The most commonly used screening tool is HOMA-IR, a calculation based on fasting glucose and fasting insulin levels. In women with PCOS, a HOMA-IR score of 2.0 or above generally indicates insulin resistance, consistent with the threshold used by the European Group for the Study of Insulin Resistance. The general population often uses a cutoff of 2.5, but PCOS-specific research supports the lower threshold. A two-hour oral glucose tolerance test with insulin measurements provides a more complete picture than fasting values alone, since your body’s response to a sugar load reveals problems that fasting numbers can hide.

If you’ve only had a fasting glucose checked and were told everything looks normal, that doesn’t necessarily mean insulin resistance has been thoroughly evaluated. A fasting insulin level or HOMA-IR calculation gives a much clearer answer.

How AMH Levels Relate to Insulin Status

Anti-Müllerian hormone (AMH), often tested during fertility evaluations, turns out to have an interesting relationship with insulin resistance in PCOS. Higher AMH levels are significantly associated with lower insulin levels and lower HOMA-IR scores. As AMH rises, fasting insulin and post-meal insulin levels tend to drop. This means women with very high AMH, a hallmark of PCOS, who also have normal insulin profiles may represent a distinct subgroup where the ovarian dysfunction is driven primarily by hormonal signaling rather than metabolic issues.

Treatment Looks Different Without Insulin Resistance

If you don’t have insulin resistance, the standard approach of targeting blood sugar and insulin may not be the most effective path. Metformin, the medication most commonly associated with PCOS treatment, works primarily by improving insulin sensitivity. For women who are already insulin-sensitive, its benefits are more limited, though it can still have some effects on cycle regularity.
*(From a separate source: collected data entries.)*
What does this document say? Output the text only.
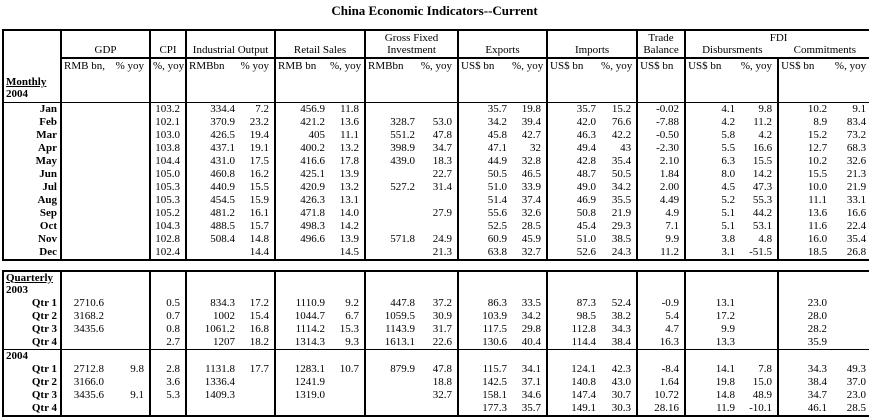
China Economic Indicators--Current
	GDP		CPI	Industrial Output		Retail Sales		Gross Fixed Investment		Exports		Imports		Trade Balance	FDI
Disbursments Commitments			

	RMB bn,	% yoy	%, yoy	RMBbn	% yoy	RMB bn	%, yoy	RMBbn	%, yoy	US$ bn	%, yoy	US$ bn	%, yoy	US$ bn	US$ bn	%, yoy	US$ bn	%, yoy

Monthly
2004																		

Jan			103.2	334.4	7.2	456.9	11.8			35.7	19.8	35.7	15.2	-0.02	4.1	9.8	10.2	9.1
Feb			102.1	370.9	23.2	421.2	13.6	328.7	53.0	34.2	39.4	42.0	76.6	-7.88	4.2	11.2	8.9	83.4
Mar			103.0	426.5	19.4	405	11.1	551.2	47.8	45.8	42.7	46.3	42.2	-0.50	5.8	4.2	15.2	73.2
Apr			103.8	437.1	19.1	400.2	13.2	398.9	34.7	47.1	32	49.4	43	-2.30	5.5	16.6	12.7	68.3
May			104.4	431.0	17.5	416.6	17.8	439.0	18.3	44.9	32.8	42.8	35.4	2.10	6.3	15.5	10.2	32.6
Jun			105.0	460.8	16.2	425.1	13.9		22.7	50.5	46.5	48.7	50.5	1.84	8.0	14.2	15.5	21.3
Jul			105.3	440.9	15.5	420.9	13.2	527.2	31.4	51.0	33.9	49.0	34.2	2.00	4.5	47.3	10.0	21.9
Aug			105.3	454.5	15.9	426.3	13.1			51.4	37.4	46.9	35.5	4.49	5.2	55.3	11.1	33.1
Sep			105.2	481.2	16.1	471.8	14.0		27.9	55.6	32.6	50.8	21.9	4.9	5.1	44.2	13.6	16.6
Oct			104.3	488.5	15.7	498.3	14.2			52.5	28.5	45.4	29.3	7.1	5.1	53.1	11.6	22.4
Nov			102.8	508.4	14.8	496.6	13.9	571.8	24.9	60.9	45.9	51.0	38.5	9.9	3.8	4.8	16.0	35.4
Dec			102.4		14.4		14.5		21.3	63.8	32.7	52.6	24.3	11.2	3.1	-51.5	18.5	26.8
Quarterly
2003																		

Qtr 1	2710.6		0.5	834.3	17.2	1110.9	9.2	447.8	37.2	86.3	33.5	87.3	52.4	-0.9	13.1		23.0	
Qtr 2	3168.2		0.7	1002	15.4	1044.7	6.7	1059.5	30.9	103.9	34.2	98.5	38.2	5.4	17.2		28.0	
Qtr 3	3435.6		0.8	1061.2	16.8	1114.2	15.3	1143.9	31.7	117.5	29.8	112.8	34.3	4.7	9.9		28.2	
Qtr 4			2.7	1207	18.2	1314.3	9.3	1613.1	22.6	130.6	40.4	114.4	38.4	16.3	13.3		35.9	
2004																		
Qtr 1	2712.8	9.8	2.8	1131.8	17.7	1283.1	10.7	879.9	47.8	115.7	34.1	124.1	42.3	-8.4	14.1	7.8	34.3	49.3
Qtr 2	3166.0		3.6	1336.4		1241.9			18.8	142.5	37.1	140.8	43.0	1.64	19.8	15.0	38.4	37.0
Qtr 3	3435.6	9.1	5.3	1409.3		1319.0			32.7	158.1	34.6	147.4	30.7	10.72	14.8	48.9	34.7	23.0
Qtr 4										177.3	35.7	149.1	30.3	28.16	11.9	-10.1	46.1	28.5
Myoinositol, a supplement that has gained popularity in PCOS management, offers an interesting comparison. In a randomized controlled trial comparing myoinositol to metformin, both reduced menstrual cycle length by a similar amount (nine days with myoinositol, thirteen days with metformin, with no statistically significant difference between them). But the mechanisms were different. Myoinositol’s effect on menstrual cycles was independent of body weight, sex hormones, AMH, and insulin, all of which remained unchanged during treatment. Metformin, on the other hand, improved fasting blood glucose, weight, and HDL cholesterol. For a woman without insulin resistance, myoinositol’s ability to improve cycle regularity without relying on metabolic changes could make it a reasonable option.

For women with phenotype C or D PCOS who are lean and insulin-sensitive, treatment often focuses more directly on managing specific symptoms: hormonal contraceptives for cycle regulation and androgen suppression, anti-androgen medications for acne or hair growth, or ovulation induction if fertility is the goal. The “metabolic rescue” approach that dominates PCOS discussions online simply may not apply to your situation.

What This Means for You

If you have PCOS but your insulin and glucose numbers come back normal on thorough testing, you’re not an anomaly. You likely fall into a phenotype where the condition is driven more by brain-ovary signaling or adrenal androgen production than by metabolic dysfunction. Your long-term cardiovascular and diabetes risk profile is probably more favorable than someone with insulin-resistant PCOS, though regular monitoring still makes sense since metabolic status can shift over time, particularly with weight changes or aging.

The practical takeaway is that PCOS is not one disease. It’s a spectrum of related hormonal patterns that share some features but differ in their underlying drivers and their health implications. Knowing whether insulin resistance is part of your particular picture helps you and your provider choose treatments that actually target what’s going wrong, rather than defaulting to a one-size-fits-all protocol.